Desde que Bilardo eligió a Maradona como el líder y capitán de la selección, se encendió la polémica. Passarella, con 33 años, estaba en un gran momento futbolístico y acababa de ser transferido de Fiorentina a Inter. La opinión pública lo quería a Passarella como capitán, pero Bilardo hasta dudaba de utilizarlo como titular en el equipo.

Durante las eliminatorias de 1985 Passarella amenazó con abandonar la selección si no le garantizaba la titularidad.
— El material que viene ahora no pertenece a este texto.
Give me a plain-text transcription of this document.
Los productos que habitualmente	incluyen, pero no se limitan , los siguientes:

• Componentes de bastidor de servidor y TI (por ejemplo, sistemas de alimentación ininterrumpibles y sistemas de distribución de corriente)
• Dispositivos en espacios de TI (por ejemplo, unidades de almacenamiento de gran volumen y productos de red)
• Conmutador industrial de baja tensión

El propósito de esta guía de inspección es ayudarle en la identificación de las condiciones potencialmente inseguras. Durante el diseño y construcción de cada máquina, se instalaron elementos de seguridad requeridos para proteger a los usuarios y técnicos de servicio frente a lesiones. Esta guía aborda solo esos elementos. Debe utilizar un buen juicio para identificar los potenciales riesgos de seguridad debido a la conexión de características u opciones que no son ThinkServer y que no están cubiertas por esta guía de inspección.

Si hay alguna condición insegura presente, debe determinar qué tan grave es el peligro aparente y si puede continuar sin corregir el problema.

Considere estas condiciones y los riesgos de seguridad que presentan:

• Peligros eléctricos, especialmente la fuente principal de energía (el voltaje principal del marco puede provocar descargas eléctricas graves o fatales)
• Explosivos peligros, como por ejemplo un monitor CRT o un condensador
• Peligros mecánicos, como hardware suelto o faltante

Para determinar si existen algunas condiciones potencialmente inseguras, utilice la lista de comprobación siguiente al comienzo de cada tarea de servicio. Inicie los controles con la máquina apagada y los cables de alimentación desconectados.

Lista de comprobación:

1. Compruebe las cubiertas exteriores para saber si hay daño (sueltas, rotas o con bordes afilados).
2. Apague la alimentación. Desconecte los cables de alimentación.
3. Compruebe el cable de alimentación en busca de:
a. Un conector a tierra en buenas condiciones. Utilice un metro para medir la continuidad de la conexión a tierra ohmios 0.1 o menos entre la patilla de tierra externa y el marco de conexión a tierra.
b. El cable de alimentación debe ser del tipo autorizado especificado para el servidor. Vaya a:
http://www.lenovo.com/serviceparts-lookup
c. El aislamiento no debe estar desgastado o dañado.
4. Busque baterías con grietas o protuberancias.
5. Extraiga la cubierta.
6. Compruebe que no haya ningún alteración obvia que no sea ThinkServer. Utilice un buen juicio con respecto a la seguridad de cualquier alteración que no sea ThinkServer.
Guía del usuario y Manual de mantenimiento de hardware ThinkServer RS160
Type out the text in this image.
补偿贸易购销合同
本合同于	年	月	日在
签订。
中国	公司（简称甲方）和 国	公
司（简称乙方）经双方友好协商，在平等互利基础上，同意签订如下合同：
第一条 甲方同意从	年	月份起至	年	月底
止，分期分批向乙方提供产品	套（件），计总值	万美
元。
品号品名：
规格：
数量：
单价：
Aunque durante todo el proceso se reunió varias veces con Bilardo y se sacaron fotos para mostrar que estaban juntos por la selección, cada vez que tenía una oportunidad en una entrevista, Passarella se descargaba contra el técnico: “Si no soy titular, no juego”, “A la Argentina no le conviene jugar con líbero”, decía el defensor desde Italia, frases que mellaban públicamente la autoridad del técnico.

Cuando llegaron las eliminatorias, pese a los roces, el Káiser fue titular. Y terminó siendo decisivo. La Argentina perdía 2-1 con Perú en el Monumental y tenía que ir a jugar un repechaje con Paraguay para clasificarse. Se acababa el partido pero apareció Passarella con una escalada memorable por la derecha. Bajó la pelota con el pecho y cruzó un derechazo que pegó en el palo. La pelota recorrió la línea y Ricardo Gareca terminó empujándola al fondo del arco.

Así se llegó al Mundial, pero el héroe de la clasificación, el capitán del título en 1978, no iba a tener la posibilidad de jugar ni un minuto. En una entrevista con LA NACION, Passarella contó hace unos años: “Con mis amigos muchas veces se habla de fútbol y cuando alguien dice que son 44 los campeones yo les recuerdo que no, que son 43. Hay un bicampeón”, dice con orgullo. Aunque por otro lado México sigue siendo un recuerdo amargo.